The fact is that our state has more nurses per capita than any state
in the nation. The number one problem we face is one of retention.”
The MHA survey does not provide data on the turnover
rate of nurses recruited into these positions. The turnover rate
refers the rate that nurses, who take positions, leave those positions.
"We have received numerous reports from our members of nurses
who are recruited into positions and leave those positions within
a year because they were unhappy and dissatisfied with the staffing
conditions," said Pinkham.
Pinkham cites the same study by the Journal of the
American Medical Association, which showed that for every patient
beyond four assigned to an RN, the risk of nurse dissatisfaction
increased by 15% per patient and the rate of burnout increased by
23%. Numerous studies show that nurse burnout and job dissatisfaction
are the key determinants of nurse turnover.
A number of studies, including those done by the
hospital industry and nursing administrators, show the cost of such
turnover to be enormous. A study published in the scholarly journal,
Health Care Management Review on the high cost of RN turnover found
the cost for advertising, training and loss in productivity associated
with recruiting new nurses to a facility is $37,000 per nurse at
minimum and can add as much as 5 percent to a hospital’s annual
budget. The study concludes that improving working/staffing conditions
is a primary strategy for hospitals that can generate significant
cost savings.
The MHA survey, which details strategies to recruit
and retain nurses into facilities, fails to list RN-to- patient
ratios as one of those strategies. A study of nurses in Massachusetts
found that 93 percent report being burnt out by excessive patient
loads and understaffing; and fully 87% rank the guarantee of safe
RN-to-patient ratios as the most important solution to the nurse
staffing crisis.
The MNA, along with 70 leading health care and consumer
organizations, last year formed the Coalition to Protect Massachusetts
Patients, which has been advocating for the passage of legislation,
similar to a measure passed in California, that would establish
safe, minimum RN-to-patients ratios for Massachusetts hospitals.
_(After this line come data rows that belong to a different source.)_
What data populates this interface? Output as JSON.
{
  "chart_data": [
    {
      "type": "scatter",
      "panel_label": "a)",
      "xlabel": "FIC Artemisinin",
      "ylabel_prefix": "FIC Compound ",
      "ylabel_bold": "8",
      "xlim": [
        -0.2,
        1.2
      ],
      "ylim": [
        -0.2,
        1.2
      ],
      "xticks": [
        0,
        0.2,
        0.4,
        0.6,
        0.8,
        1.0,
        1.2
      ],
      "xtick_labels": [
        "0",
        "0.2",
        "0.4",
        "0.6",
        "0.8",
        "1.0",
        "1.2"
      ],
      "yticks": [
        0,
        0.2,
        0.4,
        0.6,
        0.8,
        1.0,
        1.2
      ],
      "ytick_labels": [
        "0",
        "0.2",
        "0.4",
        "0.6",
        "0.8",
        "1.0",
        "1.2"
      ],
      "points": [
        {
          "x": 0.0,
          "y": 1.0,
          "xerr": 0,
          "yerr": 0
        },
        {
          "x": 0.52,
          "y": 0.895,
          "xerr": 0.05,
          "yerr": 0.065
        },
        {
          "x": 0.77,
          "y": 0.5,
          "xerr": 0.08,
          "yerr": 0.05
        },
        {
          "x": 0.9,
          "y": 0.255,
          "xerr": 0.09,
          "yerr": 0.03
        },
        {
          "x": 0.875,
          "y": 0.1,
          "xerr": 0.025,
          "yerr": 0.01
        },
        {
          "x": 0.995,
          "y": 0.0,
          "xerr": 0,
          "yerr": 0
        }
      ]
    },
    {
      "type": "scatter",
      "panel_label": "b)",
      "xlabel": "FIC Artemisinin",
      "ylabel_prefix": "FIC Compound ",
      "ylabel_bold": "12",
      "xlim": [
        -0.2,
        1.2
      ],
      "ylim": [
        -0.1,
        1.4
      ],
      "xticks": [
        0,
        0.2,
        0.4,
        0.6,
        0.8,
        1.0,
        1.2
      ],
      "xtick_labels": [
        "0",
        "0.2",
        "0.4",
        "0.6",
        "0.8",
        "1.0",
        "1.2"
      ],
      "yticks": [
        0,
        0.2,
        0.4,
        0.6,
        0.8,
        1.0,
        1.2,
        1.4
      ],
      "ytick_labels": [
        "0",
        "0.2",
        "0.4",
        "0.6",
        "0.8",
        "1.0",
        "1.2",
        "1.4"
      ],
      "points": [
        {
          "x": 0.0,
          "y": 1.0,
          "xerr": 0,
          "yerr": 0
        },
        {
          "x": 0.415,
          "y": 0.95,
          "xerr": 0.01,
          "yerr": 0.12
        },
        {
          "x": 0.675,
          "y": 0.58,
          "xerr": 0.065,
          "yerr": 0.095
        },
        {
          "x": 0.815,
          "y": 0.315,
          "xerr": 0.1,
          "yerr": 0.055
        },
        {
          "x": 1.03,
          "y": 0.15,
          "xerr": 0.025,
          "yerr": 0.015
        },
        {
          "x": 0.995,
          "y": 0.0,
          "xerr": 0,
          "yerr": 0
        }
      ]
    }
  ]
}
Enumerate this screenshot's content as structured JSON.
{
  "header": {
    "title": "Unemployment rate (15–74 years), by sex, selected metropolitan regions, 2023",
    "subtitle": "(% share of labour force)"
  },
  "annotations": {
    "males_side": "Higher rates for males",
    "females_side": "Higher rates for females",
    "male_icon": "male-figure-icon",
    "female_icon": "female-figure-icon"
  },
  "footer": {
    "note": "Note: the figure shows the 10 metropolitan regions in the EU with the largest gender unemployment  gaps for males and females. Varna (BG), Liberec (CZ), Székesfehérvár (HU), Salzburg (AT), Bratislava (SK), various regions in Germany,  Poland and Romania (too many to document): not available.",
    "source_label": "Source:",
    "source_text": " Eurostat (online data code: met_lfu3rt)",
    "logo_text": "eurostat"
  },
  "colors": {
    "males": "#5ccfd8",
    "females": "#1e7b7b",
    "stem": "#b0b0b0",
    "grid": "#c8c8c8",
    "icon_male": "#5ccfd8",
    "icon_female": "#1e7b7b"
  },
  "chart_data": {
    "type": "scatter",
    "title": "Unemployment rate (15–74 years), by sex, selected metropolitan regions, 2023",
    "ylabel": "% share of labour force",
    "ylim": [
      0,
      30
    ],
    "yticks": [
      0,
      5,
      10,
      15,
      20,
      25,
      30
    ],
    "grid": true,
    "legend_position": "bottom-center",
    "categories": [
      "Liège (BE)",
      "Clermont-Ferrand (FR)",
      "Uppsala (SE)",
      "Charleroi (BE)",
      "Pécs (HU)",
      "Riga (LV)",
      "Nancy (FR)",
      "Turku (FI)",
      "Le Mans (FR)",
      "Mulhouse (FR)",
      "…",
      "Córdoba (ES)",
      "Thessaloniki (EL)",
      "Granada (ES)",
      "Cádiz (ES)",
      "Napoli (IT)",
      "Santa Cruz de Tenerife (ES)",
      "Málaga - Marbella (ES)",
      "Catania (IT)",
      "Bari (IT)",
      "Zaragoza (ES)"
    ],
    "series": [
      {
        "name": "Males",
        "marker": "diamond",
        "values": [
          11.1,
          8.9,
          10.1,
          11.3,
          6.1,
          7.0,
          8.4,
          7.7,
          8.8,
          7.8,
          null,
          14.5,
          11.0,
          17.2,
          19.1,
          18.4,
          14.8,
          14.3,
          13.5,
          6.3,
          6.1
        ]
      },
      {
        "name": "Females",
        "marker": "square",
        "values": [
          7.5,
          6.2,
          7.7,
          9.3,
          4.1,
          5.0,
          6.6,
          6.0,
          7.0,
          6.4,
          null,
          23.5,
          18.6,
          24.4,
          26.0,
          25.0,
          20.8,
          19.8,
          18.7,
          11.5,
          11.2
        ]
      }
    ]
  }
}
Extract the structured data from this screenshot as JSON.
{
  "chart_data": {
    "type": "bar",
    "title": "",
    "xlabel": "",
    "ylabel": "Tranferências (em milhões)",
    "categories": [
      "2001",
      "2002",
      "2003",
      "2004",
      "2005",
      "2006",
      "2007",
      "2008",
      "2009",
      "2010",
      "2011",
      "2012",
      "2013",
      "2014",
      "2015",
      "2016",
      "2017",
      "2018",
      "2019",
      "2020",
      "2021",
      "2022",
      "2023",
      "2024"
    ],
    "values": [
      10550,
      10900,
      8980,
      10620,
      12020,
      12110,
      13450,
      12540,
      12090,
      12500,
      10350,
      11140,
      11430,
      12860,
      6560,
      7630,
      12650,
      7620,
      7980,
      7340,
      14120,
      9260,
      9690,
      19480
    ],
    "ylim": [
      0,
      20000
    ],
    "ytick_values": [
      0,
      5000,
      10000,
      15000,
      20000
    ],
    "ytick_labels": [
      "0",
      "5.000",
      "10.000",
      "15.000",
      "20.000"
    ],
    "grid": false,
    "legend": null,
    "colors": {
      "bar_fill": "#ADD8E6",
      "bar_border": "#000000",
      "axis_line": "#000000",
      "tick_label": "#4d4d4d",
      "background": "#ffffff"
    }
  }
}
The bill passed the Joint Committee on Health Care last year, and
compromised version of the bill passed the Senate as part of the
budget process. Ultimately, after intense lobbying from the health
care industry, the measure failed to be released for a vote by legislators.
"The hospital industry,
which has created staffing conditions and working conditions for
nurses that have caused the purported nursing shortage in our state,
is doing everything it can to thwart efforts to hold them accountable
for safe staffing standards," Pinkham explained. "Hiring
has increased, but that is in direct response from public pressure
to pass legislation to ensure safe staffing," Pinkham said.
"The industry’s report of improved vacancy rates is not
supported by nurses on the front-lines who remain concerned about
patient assignments that prevent them from providing quality patient
care. The bottom line is we can no longer trust this industry, which
has placed so many patients and nurses at risk, to police itself."
Surveys of the public and nurses show that 8 in
10 voters and 9 in 10 nurses support legislation to regulate RN-to-patient
ratios. Last year, 102 out of 200 legislators signed on as sponsors
of the bill. The Coalition to Protect Massachusetts Patients and
the MNA will reintroduce the measure in the coming session.